(668d) Improving Long-Term Stability of SOFC Anodes: First Principles Approaches toward Carbon-Tolerant Alloy Electrocatalysts

Nikolla, E. - Presenter, University of Michigan
Schwank, J. - Presenter, University of Michigan
Linic, S. - Presenter, University of Michigan-Ann Arbor

Solid Oxide Fuel Cells are solid-state devices that generate electricity by electrochemically oxidizing various fuels such as hydrogen, CO, and hydrocarbons. One of the main issues associated with the direct operation of SOFC using hydrocarbons is that conventional anode catalysts, such as Ni on yttria-stabilized zirconia (YSZ), deactivate due to the formation of carbon deposits. The carbon-induced anode deactivation can be alleviated by increasing the feed steam concentration. However, this approach is not optimal for SOFCs since a higher inlet steam concentration results in a lower energy density.

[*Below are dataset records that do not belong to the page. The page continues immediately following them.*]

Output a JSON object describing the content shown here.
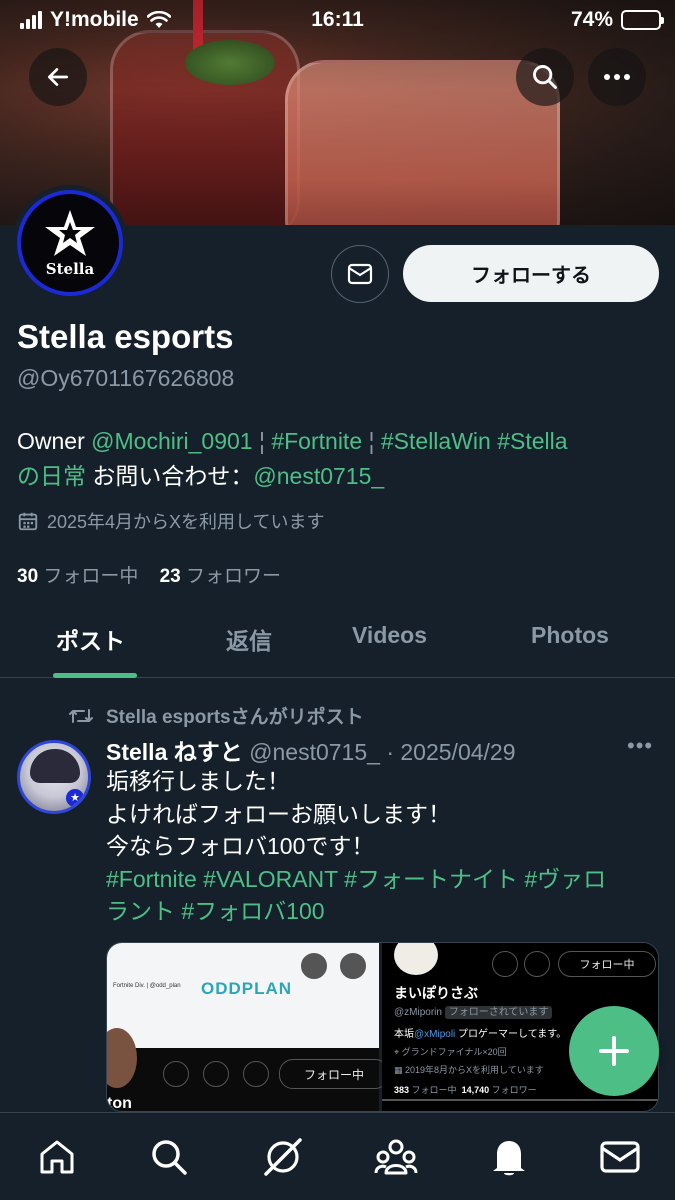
{
  "status_bar": {
    "carrier": "Y!mobile",
    "time": "16:11",
    "battery": "74%",
    "battery_level": 0.74
  },
  "header": {
    "back_icon": "arrow-left-icon",
    "search_icon": "search-icon",
    "more_icon": "more-horizontal-icon"
  },
  "profile": {
    "avatar_text": "Stella",
    "message_icon": "mail-icon",
    "follow_label": "フォローする",
    "name": "Stella esports",
    "handle": "@Oy6701167626808",
    "bio": {
      "owner": "Owner",
      "mention1": "@Mochiri_0901",
      "sep1": "¦",
      "tag1": "#Fortnite",
      "sep2": "¦",
      "tag2": "#StellaWin",
      "tag3": "#Stella",
      "tag3b": "の日常",
      "contact": "お問い合わせ：",
      "mention2": "@nest0715_"
    },
    "joined": "2025年4月からXを利用しています",
    "following_count": "30",
    "following_label": "フォロー中",
    "followers_count": "23",
    "followers_label": "フォロワー"
  },
  "tabs": [
    {
      "label": "ポスト",
      "active": true
    },
    {
      "label": "返信",
      "active": false
    },
    {
      "label": "Videos",
      "active": false
    },
    {
      "label": "Photos",
      "active": false
    }
  ],
  "tweet": {
    "repost_label": "Stella esportsさんがリポスト",
    "author_name": "Stella ねすと",
    "author_handle": "@nest0715_",
    "dot": "·",
    "date": "2025/04/29",
    "more": "•••",
    "lines": [
      "垢移行しました！",
      "よければフォローお願いします！",
      "今ならフォロバ100です！"
    ],
    "hashtags_line1": "#Fortnite #VALORANT #フォートナイト #ヴァロ",
    "hashtags_line2": "ラント #フォロバ100",
    "media": {
      "left": {
        "brand": "ODDPLAN",
        "small_text": "Fortnite Div. | @odd_plan",
        "follow_label": "フォロー中",
        "partial_name": "ton"
      },
      "right": {
        "name": "まいぽりさぶ",
        "handle": "@zMiporin",
        "follows_you": "フォローされています",
        "bio_prefix": "本垢",
        "bio_mention": "@xMipoli",
        "bio_suffix": " プロゲーマーしてます。",
        "location": "グランドファイナル×20回",
        "joined": "2019年8月からXを利用しています",
        "following": "383",
        "following_label": "フォロー中",
        "followers": "14,740",
        "followers_label": "フォロワー",
        "follow_label": "フォロー中"
      }
    }
  },
  "fab": {
    "icon": "plus-icon"
  },
  "bottom_nav": [
    {
      "icon": "home-icon"
    },
    {
      "icon": "search-icon"
    },
    {
      "icon": "grok-icon"
    },
    {
      "icon": "communities-icon"
    },
    {
      "icon": "notifications-bell-icon"
    },
    {
      "icon": "messages-mail-icon"
    }
  ],
  "colors": {
    "background": "#15202b",
    "accent": "#4dbf86",
    "muted": "#8b98a5"
  }
}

We have utilized Density Functional Theory (DFT) calculations to study carbon chemistry on Ni and Ni-containing alloy electrocatalysts. The main objective of these studies was to develop molecular insights regarding carbon poisoning on Ni and to utilize this molecular information to identify possible carbon-tolerant alternative anodes to Ni. The DFT calculations showed that certain Ni surface alloys had lower tendencies towards carbon poisoning compared to monometallic Ni. The identified alloy catalysts have been synthesized and characterized. The potential utility of these alloy materials as carbon-tolerant SOFC anodes was experimentally demonstrated.